A decision by the Legal Services Board (LSB) on whether will-writing should become a regulated activity will not be made until 2012, it emerged today.
The LSB’s draft business plan 2011/12, published today for consultation, revealed that the board is also considering what it calls a “deep dive” investigation of conveyancing due to the high number of negligence claims and evidence of rising levels of fraud across conveyancing-related industries.
Launching the business plan, LSB chairman David Edmonds said the bulk of regulatory structures are now in place and the next phase of delivery would involve “identifying gaps in the market and protecting the consumer interest”.
Although the plan’s introduction says it has an “early focus” on “the most appropriate approach to regulating will-writing services”, it does not expect to receive advice on the subject from its consumer panel until the third quarter of 2011. The LSB will then “potentially” investigate whether to ask the Lord Chancellor to make will writing a reserved activity under section 24 of the Legal Services Act 2007 in the following quarter.
Next, a consultation on the results of its investigation is scheduled for the period January to March 2012, after which the responses will have to be considered before a decision is made and action taken.
The LSB has expedited consideration of will-writing ahead of a general review of the whole issue of reserved activities. In September the level of “external interest creates an impetus to consider more urgently will-writing in its own right”.
As far back as April 2009 the LSB said it would invite the consumer panel to explore “the consumer impact of apparent gaps in the regulatory system, for example in relation to will writing”, although funding for the panel’s investigation was not found until November this year. The LSB and the panel both agree that original consumer research is needed to build a clear picture of what is currently happening in practice.
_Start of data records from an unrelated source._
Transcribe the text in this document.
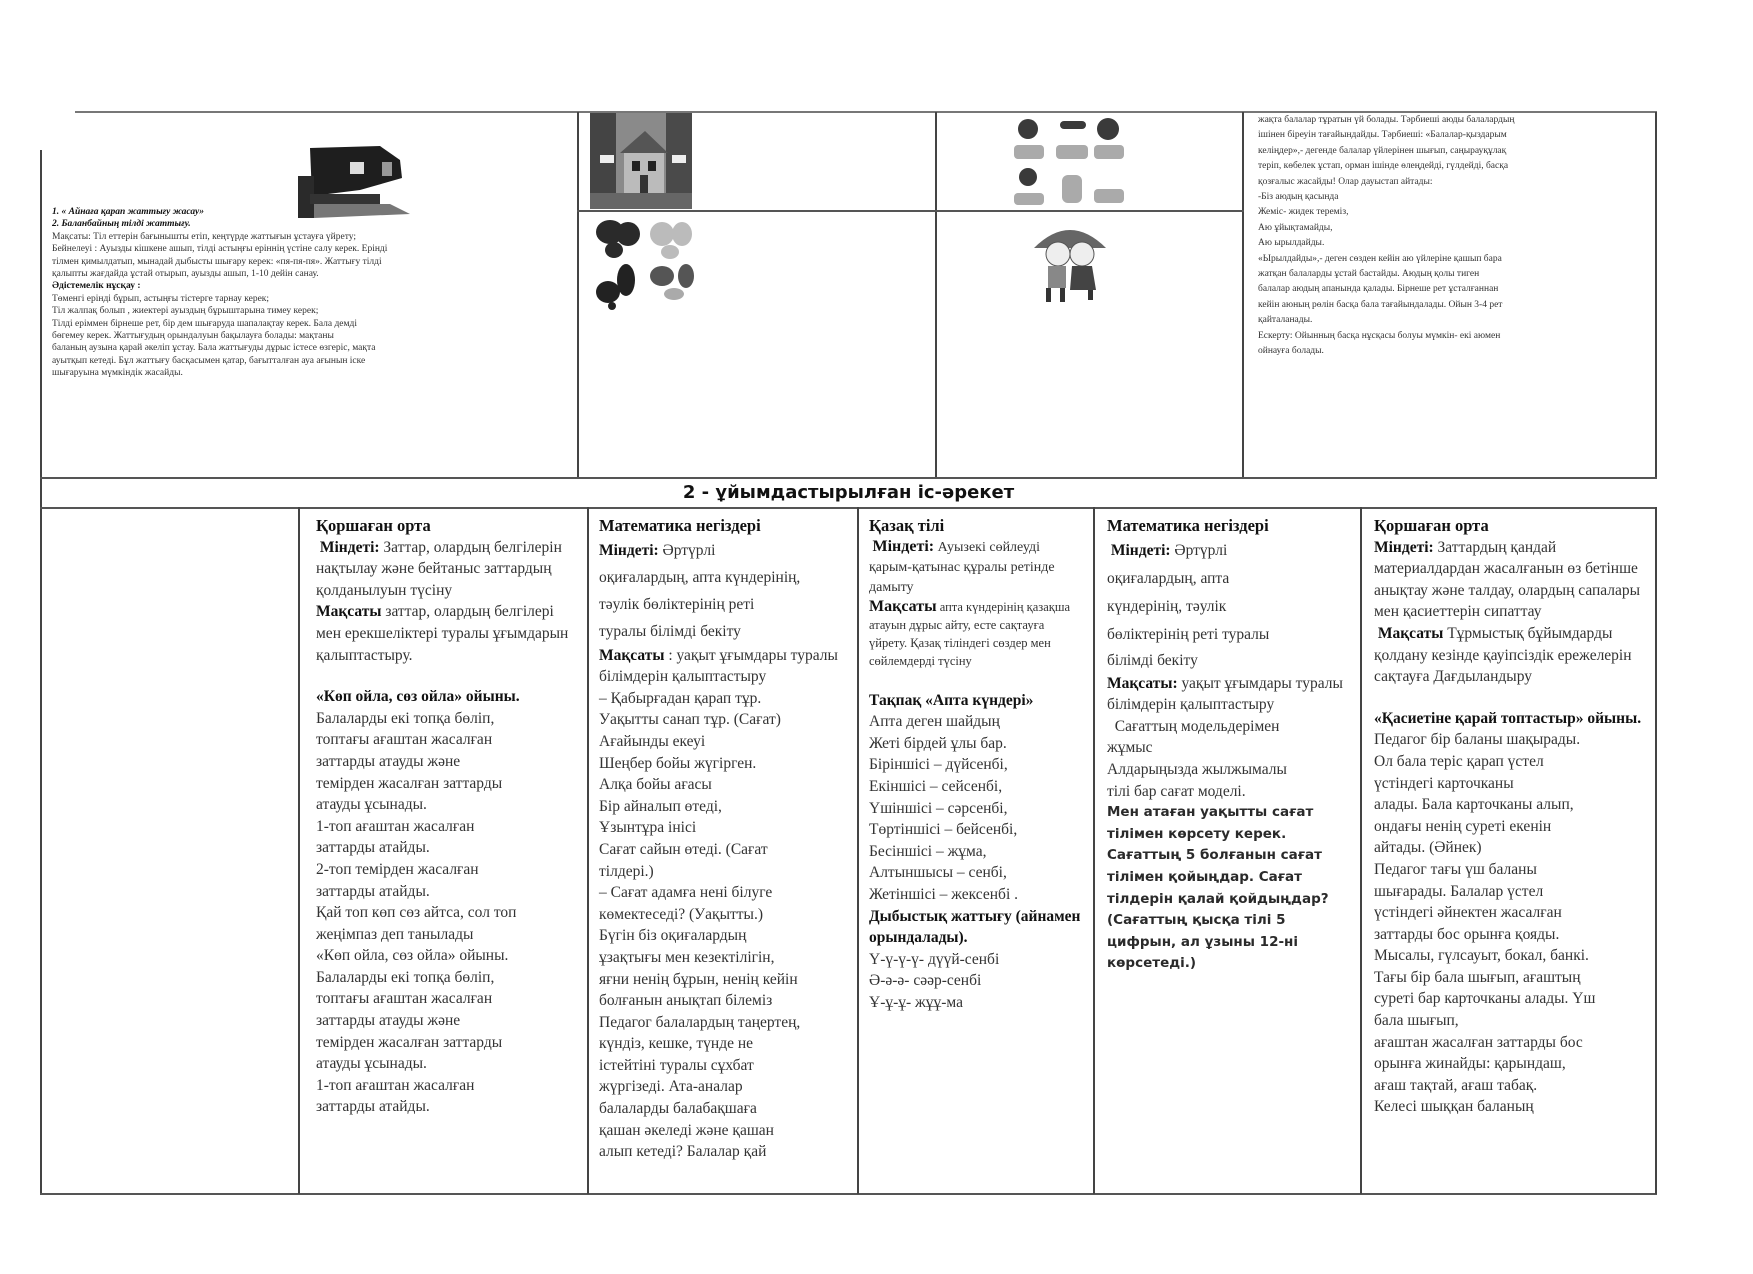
1. « Айнаға қарап жаттығу жасау»
2. Баланбайның тілді жаттығу.
Мақсаты: Тіл еттерін бағынышты етіп, кеңтүрде жаттығын ұстауға үйрету;
Бейнелеуі : Ауызды кішкене ашып, тілді астыңғы еріннің үстіне салу керек. Ерінді
тілмен қимылдатып, мынадай дыбысты шығару керек: «пя-пя-пя». Жаттығу тілді
қалыпты жағдайда ұстай отырып, ауызды ашып, 1-10 дейін санау.
Әдістемелік нұсқау :
Төменгі ерінді бұрып, астыңғы тістерге тарнау керек;
Тіл жалпақ болып , жиектері ауыздың бұрыштарына тимеу керек;
Тілді еріммен бірнеше рет, бір дем шығаруда шапалақтау керек. Бала демді
бөгемеу керек. Жаттығудың орындалуын бақылауға болады: мақтаны
баланың аузына қарай әкеліп ұстау. Бала жаттығуды дұрыс істесе өзгеріс, мақта
ауытқып кетеді. Бұл жаттығу басқасымен қатар, бағытталған ауа ағынын іске
шығаруына мүмкіндік жасайды.
жақта балалар тұратын үй болады. Тәрбиеші аюды балалардың
ішінен біреуін тағайындайды. Тәрбиеші: «Балалар-қыздарым
келіңдер»,- дегенде балалар үйлерінен шығып, саңырауқұлақ
теріп, көбелек ұстап, орман ішінде өлеңдейді, гүлдейді, басқа
қозғалыс жасайды! Олар дауыстап айтады:
-Біз аюдың қасында
Жеміс- жидек тереміз,
Аю ұйықтамайды,
Аю ырылдайды.
«Ырылдайды»,- деген сөзден кейін аю үйлеріне қашып бара
жатқан балаларды ұстай бастайды. Аюдың қолы тиген
балалар аюдың апанында қалады. Бірнеше рет ұсталғаннан
кейін аюның рөлін басқа бала тағайындалады. Ойын 3-4 рет
қайталанады.
Ескерту: Ойынның басқа нұсқасы болуы мүмкін- екі аюмен
ойнауға болады.
2 - ұйымдастырылған іс-әрекет
Қоршаған орта
Міндеті: Заттар, олардың белгілерін нақтылау және бейтаныс заттардың қолданылуын түсіну
Мақсаты заттар, олардың белгілері мен ерекшеліктері туралы ұғымдарын қалыптастыру.
«Көп ойла, сөз ойла» ойыны.
Балаларды екі топқа бөліп,
топтағы ағаштан жасалған
заттарды атауды және
темірден жасалған заттарды
атауды ұсынады.
1-топ ағаштан жасалған
заттарды атайды.
2-топ темірден жасалған
заттарды атайды.
Қай топ көп сөз айтса, сол топ
жеңімпаз деп танылады
«Көп ойла, сөз ойла» ойыны.
Балаларды екі топқа бөліп,
топтағы ағаштан жасалған
заттарды атауды және
темірден жасалған заттарды
атауды ұсынады.
1-топ ағаштан жасалған
заттарды атайды.
Математика негіздері
Міндеті: Әртүрлі
оқиғалардың, апта күндерінің,
тәулік бөліктерінің реті
туралы білімді бекіту
Мақсаты : уақыт ұғымдары туралы білімдерін қалыптастыру
– Қабырғадан қарап тұр.
Уақытты санап тұр. (Сағат)
Ағайынды екеуі
Шеңбер бойы жүгірген.
Алқа бойы ағасы
Бір айналып өтеді,
Ұзынтұра інісі
Сағат сайын өтеді. (Сағат
тілдері.)
– Сағат адамға нені білуге
көмектеседі? (Уақытты.)
Бүгін біз оқиғалардың
ұзақтығы мен кезектілігін,
яғни ненің бұрын, ненің кейін
болғанын анықтап білеміз
Педагог балалардың таңертең,
күндіз, кешке, түнде не
істейтіні туралы сұхбат
жүргізеді. Ата-аналар
балаларды балабақшаға
қашан әкеледі және қашан
алып кетеді? Балалар қай
Қазақ тілі
Міндеті: Ауызекі сөйлеуді қарым-қатынас құралы ретінде дамыту
Мақсаты апта күндерінің қазақша атауын дұрыс айту, есте сақтауға үйрету. Қазақ тіліндегі сөздер мен сөйлемдерді түсіну
Тақпақ «Апта күндері»
Апта деген шайдың
Жеті бірдей ұлы бар.
Біріншісі – дүйсенбі,
Екіншісі – сейсенбі,
Үшіншісі – сәрсенбі,
Төртіншісі – бейсенбі,
Бесіншісі – жұма,
Алтыншысы – сенбі,
Жетіншісі – жексенбі .
Дыбыстық жаттығу (айнамен орындалады).
Ү-ү-ү-ү- дүүй-сенбі
Ә-ә-ә- сәәр-сенбі
Ұ-ұ-ұ- жұұ-ма
Математика негіздері
Міндеті: Әртүрлі
оқиғалардың, апта
күндерінің, тәулік
бөліктерінің реті туралы
білімді бекіту
Мақсаты: уақыт ұғымдары туралы білімдерін қалыптастыру
Сағаттың модельдерімен
жұмыс
Алдарыңызда жылжымалы
тілі бар сағат моделі.
Мен атаған уақытты сағат
тілімен көрсету керек.
Сағаттың 5 болғанын сағат
тілімен қойыңдар. Сағат
тілдерін қалай қойдыңдар?
(Сағаттың қысқа тілі 5
цифрын, ал ұзыны 12-ні
көрсетеді.)
Қоршаған орта
Міндеті: Заттардың қандай материалдардан жасалғанын өз бетінше анықтау және талдау, олардың сапалары мен қасиеттерін сипаттау
Мақсаты Тұрмыстық бұйымдарды қолдану кезінде қауіпсіздік ережелерін сақтауға Дағдыландыру
«Қасиетіне қарай топтастыр» ойыны.
Педагог бір баланы шақырады.
Ол бала теріс қарап үстел
үстіндегі карточканы
алады. Бала карточканы алып,
ондағы ненің суреті екенін
айтады. (Әйнек)
Педагог тағы үш баланы
шығарады. Балалар үстел
үстіндегі әйнектен жасалған
заттарды бос орынға қояды.
Мысалы, гүлсауыт, бокал, банкі.
Тағы бір бала шығып, ағаштың
суреті бар карточканы алады. Үш
бала шығып,
ағаштан жасалған заттарды бос
орынға жинайды: қарындаш,
ағаш тақтай, ағаш табақ.
Келесі шыққан баланың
The investigation into conveyancing is one of five potential reviews of areas in which the LSB believes it may have to “respond to risk”. The others are disciplinary rules, enforcement and appeals, referral fees, smaller approved regulators and immigration.
It said several conditions “suggest strongly that a review of conveyancing is warranted”, including “the number of claims against the various client protection mechanisms” and anecdotal evidence of rising levels of fraud “across a number of industries”.
Major milestones for LSB activity in the plan include completing preparations for alternative business structures (ABSs), with the emergence of fully operational licensing authorities in the sector and the first ABSs able to begin on 6 October 2011. The LSB’s plans to make law firms and chambers publish information about the diversity of their staff  may start in the second half of 2011 after it agrees action plans with the frontline regulators.
Other work of note include plans to “risk rate” the regulators the LSB oversees to determine the level of ongoing supervision needed, to ask the consumer panel to advice on criteria for accreditation schemes, and to agree a framework for extending quality assurance for advocates into other areas after the crime scheme launches next year.